There is a difference of opinion among the courts from other jurisdictions on the question, but we think it unnecessary to review them. Plainly, our own cases, where the question was necessary for decision, announce the rule that an obligation given by a corporation *119 for the personal debt of its stockholder, with no consideration moving to the corporation, is void as against those having claims against the corporation, whether these be claims prior or subsequent to the assumption of the obligation. It follows, therefore, that there was no error in the judgment of the trial court on this branch of the case.

[3] We think, however, there was error in the judgment in so far as it allowed a recovery for the sums paid on the notes. These were paid by the personal checks of Bell, drawn on his individual deposit in a bank, at a time when the corporation was a going concern, and, in so far as anyone knew, while the corporation was in a flourishing condition. In McDonald v.Williams, 174 U.S. 397, it was held that a receiver could not recover from a stockholder of a national bank a dividend paid to him while the bank was a going concern and not insolvent, although the dividend was paid "not at all out of profits, but entirely out of the capital," when the stockholder receiving the dividend acted in good faith, believing the same to be paid out of the profits. For a much stronger reason, it would seem, there could be no recovery where the money was paid by the personal check of the debtor drawn on a personal deposit, even though the deposit came from the capital stock of a corporation of which the payor was an officer. Whether knowledge of the source of the deposit would make a difference in the rule, we need not determine, for here, notwithstanding the formal finding of the court to the contrary, we find no evidence to show that the appellant at the time he received the payments had any such knowledge.

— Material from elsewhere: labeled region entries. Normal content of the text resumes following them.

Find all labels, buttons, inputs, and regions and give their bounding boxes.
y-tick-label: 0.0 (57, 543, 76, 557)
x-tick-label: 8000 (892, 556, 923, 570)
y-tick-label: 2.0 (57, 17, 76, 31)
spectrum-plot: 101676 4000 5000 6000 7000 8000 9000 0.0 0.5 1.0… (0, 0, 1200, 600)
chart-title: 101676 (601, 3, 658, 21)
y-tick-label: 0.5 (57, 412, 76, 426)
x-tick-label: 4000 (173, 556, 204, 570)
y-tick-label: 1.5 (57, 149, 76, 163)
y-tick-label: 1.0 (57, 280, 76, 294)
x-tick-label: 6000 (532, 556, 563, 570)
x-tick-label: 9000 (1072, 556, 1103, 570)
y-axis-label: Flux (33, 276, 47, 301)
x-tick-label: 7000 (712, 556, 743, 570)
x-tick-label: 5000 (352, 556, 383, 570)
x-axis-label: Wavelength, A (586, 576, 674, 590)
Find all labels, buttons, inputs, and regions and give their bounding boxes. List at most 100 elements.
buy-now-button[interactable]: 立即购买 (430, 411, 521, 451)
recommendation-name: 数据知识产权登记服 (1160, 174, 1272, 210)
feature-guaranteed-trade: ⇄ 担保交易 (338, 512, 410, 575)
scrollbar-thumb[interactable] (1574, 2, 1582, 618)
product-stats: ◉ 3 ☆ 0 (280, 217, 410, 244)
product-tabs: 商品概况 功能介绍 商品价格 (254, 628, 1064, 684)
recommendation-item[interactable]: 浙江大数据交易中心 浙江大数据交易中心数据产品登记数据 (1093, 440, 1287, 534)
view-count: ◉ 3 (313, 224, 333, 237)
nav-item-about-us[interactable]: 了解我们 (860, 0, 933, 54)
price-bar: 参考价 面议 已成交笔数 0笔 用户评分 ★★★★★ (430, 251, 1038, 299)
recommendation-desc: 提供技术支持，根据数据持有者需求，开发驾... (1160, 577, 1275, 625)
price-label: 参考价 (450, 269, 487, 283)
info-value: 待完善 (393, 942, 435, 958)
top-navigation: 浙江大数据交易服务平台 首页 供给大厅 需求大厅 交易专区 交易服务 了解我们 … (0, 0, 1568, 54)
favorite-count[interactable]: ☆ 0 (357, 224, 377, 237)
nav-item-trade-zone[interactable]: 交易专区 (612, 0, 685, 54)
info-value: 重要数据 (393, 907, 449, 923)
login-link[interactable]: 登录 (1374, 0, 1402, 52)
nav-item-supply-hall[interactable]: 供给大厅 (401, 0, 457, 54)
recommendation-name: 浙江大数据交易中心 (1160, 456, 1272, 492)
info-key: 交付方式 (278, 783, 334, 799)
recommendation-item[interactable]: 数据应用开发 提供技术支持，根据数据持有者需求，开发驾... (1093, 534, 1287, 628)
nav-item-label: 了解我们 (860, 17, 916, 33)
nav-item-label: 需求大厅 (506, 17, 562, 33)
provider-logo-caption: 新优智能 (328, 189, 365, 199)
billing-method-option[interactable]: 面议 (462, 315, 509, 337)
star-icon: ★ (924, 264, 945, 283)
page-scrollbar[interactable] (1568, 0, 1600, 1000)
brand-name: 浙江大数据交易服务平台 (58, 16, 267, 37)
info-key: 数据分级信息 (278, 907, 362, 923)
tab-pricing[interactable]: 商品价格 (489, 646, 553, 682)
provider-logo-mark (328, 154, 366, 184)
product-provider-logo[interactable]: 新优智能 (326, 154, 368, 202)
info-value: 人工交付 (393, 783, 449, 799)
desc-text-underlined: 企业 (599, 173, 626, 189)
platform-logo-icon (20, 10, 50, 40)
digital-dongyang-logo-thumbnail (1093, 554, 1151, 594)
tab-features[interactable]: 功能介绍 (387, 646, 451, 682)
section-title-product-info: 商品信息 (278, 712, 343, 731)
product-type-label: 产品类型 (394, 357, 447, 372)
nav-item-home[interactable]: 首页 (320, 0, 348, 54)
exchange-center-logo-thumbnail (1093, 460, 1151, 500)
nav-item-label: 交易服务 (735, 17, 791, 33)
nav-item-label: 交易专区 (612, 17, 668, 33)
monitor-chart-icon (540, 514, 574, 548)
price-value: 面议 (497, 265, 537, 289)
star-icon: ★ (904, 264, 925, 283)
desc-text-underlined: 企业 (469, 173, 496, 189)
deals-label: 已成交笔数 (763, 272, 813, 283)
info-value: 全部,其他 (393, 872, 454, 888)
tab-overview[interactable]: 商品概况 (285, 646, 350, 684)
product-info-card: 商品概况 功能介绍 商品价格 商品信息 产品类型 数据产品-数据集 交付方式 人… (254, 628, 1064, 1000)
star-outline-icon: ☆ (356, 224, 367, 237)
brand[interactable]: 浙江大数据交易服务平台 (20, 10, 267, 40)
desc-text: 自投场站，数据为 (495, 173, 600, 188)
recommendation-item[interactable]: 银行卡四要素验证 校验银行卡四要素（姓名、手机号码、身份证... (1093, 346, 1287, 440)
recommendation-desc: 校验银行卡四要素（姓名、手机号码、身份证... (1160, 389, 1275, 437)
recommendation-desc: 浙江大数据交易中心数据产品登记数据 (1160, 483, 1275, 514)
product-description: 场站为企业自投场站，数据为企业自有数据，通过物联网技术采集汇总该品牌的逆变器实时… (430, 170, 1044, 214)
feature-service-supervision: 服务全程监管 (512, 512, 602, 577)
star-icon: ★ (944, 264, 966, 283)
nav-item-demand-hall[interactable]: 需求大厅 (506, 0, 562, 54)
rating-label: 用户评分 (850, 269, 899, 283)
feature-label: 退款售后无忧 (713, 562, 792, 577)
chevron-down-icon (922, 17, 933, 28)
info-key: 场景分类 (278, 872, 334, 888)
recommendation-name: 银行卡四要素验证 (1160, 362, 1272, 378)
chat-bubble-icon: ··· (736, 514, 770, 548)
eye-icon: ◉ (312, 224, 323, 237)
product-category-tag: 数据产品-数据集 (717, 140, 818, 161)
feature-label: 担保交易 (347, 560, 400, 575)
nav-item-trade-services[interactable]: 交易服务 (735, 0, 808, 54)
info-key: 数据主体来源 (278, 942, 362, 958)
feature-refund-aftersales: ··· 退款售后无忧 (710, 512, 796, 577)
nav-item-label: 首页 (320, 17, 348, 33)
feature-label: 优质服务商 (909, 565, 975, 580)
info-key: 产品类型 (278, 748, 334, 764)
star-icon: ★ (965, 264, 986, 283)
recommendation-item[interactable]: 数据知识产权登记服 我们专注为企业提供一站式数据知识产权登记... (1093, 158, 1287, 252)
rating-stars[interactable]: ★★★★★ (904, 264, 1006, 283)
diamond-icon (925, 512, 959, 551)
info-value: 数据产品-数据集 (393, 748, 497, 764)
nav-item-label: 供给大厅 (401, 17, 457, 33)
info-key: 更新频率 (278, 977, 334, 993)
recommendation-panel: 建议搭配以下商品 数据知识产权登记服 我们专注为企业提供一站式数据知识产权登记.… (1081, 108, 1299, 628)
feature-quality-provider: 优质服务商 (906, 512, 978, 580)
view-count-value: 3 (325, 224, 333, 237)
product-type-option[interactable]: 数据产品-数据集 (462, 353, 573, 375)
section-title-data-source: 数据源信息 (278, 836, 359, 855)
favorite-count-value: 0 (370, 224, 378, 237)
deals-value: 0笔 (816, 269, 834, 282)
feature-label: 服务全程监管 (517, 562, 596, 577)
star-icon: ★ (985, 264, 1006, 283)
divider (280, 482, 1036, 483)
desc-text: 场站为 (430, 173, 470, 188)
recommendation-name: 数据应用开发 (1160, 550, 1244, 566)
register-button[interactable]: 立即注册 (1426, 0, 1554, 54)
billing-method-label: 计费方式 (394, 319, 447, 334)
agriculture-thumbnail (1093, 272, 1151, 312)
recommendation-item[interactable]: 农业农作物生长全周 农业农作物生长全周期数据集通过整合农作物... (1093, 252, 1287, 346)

[4] To sustain this part of the recovery, the respondents contend that the reduction of the capital stock of the corporation was illegal, and that the appellant Hess is indebted to the corporation in a sum greater than the *120 judgment against him. But we think we need not follow the argument urged in support of the contention. Passing the question whether it is open to the respondents to urge the contention, we find in it no merit. As we have said, the proceedings had in that behalf were regular upon their face, and we see nothing in the evidence which warrants the conclusion that the proceedings were not had in entire good faith. It was a proceeding expressly authorized by the statute (Rem. Comp. Stat., § 3830) [P.C. § 4529], and the capital stock was not diminished to an amount less than its then debts and liabilities, the only restriction on the right to reduce the statute contains.

The judgment of the trial court is reversed, and the cause is remanded with instructions to modify the judgment in accordance with this opinion.

TOLMAN, C.J., HOLCOMB, MITCHELL, and MAIN, JJ., concur.